Exosome concentrations were decreased in CLL patients after receiving ibrutinib therapy. Exosomes were isolated from plasma collected before (cycle 1, day 1) and after ibrutinib treatment (cycle 2, day 1) in a phase 2 clinical trial (OSU-11133; #NCT01589302). Plasma exosome concentration in CLL patients after receiving ibrutinib therapy was significantly reduced compared with pretreatment (P = .05).

Figure 6

Confirmation of exosome and cellular expression of identified microRNAs by quantitative real-time PCR. (A) Exosomes were isolated from 1 mL frozen plasma samples from 69 CLL patients and 15 healthy donors. Isolated exosome microRNA was examined by quantitative real-time PCR to determine the expression of miR29a-c, miR-150, and miR-155. All these microRNAs were expressed at significantly higher levels in CLL patients compared with healthy donors (***P < .001 for all comparisons).
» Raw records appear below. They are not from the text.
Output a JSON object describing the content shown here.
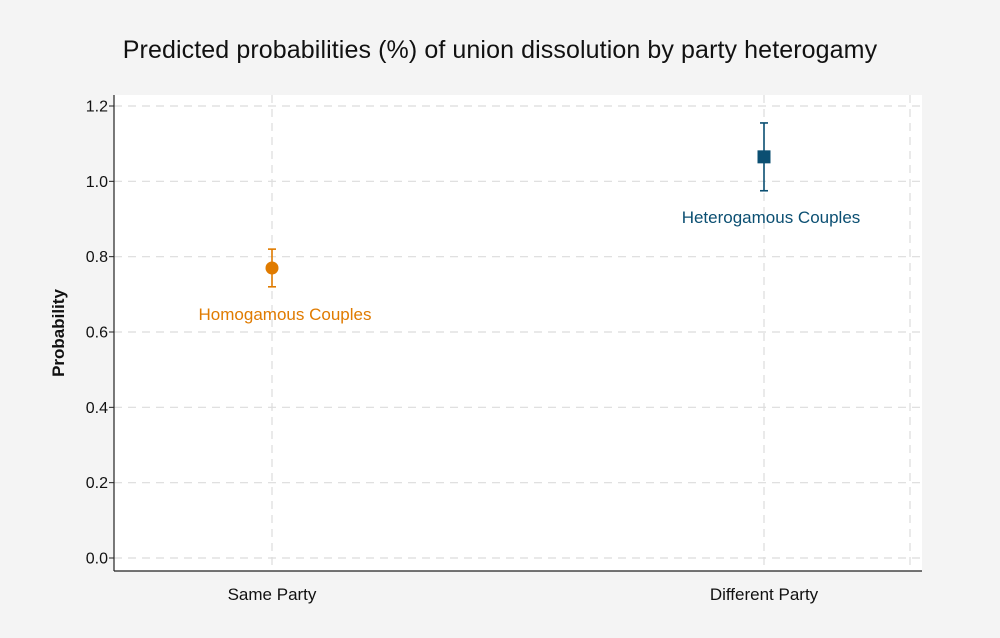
{
  "chart_data": {
    "type": "scatter",
    "title": "Predicted probabilities (%) of union dissolution by party heterogamy",
    "xlabel": "",
    "ylabel": "Probability",
    "categories": [
      "Same Party",
      "Different Party"
    ],
    "ylim": [
      0,
      1.2
    ],
    "yticks": [
      "0.0",
      "0.2",
      "0.4",
      "0.6",
      "0.8",
      "1.0",
      "1.2"
    ],
    "grid": true,
    "series": [
      {
        "name": "Homogamous Couples",
        "category": "Same Party",
        "value": 0.77,
        "ci_low": 0.72,
        "ci_high": 0.82,
        "marker": "circle",
        "color": "#e07b00"
      },
      {
        "name": "Heterogamous Couples",
        "category": "Different Party",
        "value": 1.065,
        "ci_low": 0.975,
        "ci_high": 1.155,
        "marker": "square",
        "color": "#0b4f72"
      }
    ]
  }
}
The expression data shown here are in a scale of negative CT (cycles required to reach threshold of detection), where a higher number represents higher expression and vice versa. (B) microRNAs were also isolated from the corresponding CD19⁺ CLL or normal B cells and analyzed by quantitative real-time PCR. Cellular levels of miR-150 and miR-155 were significantly higher in tumor cells from CLL patients vs normal B cells from healthy donors (*P = .029 and ***P < .001, respectively). There were no significant differences in the expression of cellular miR-29a-c between CLL patients and healthy donors.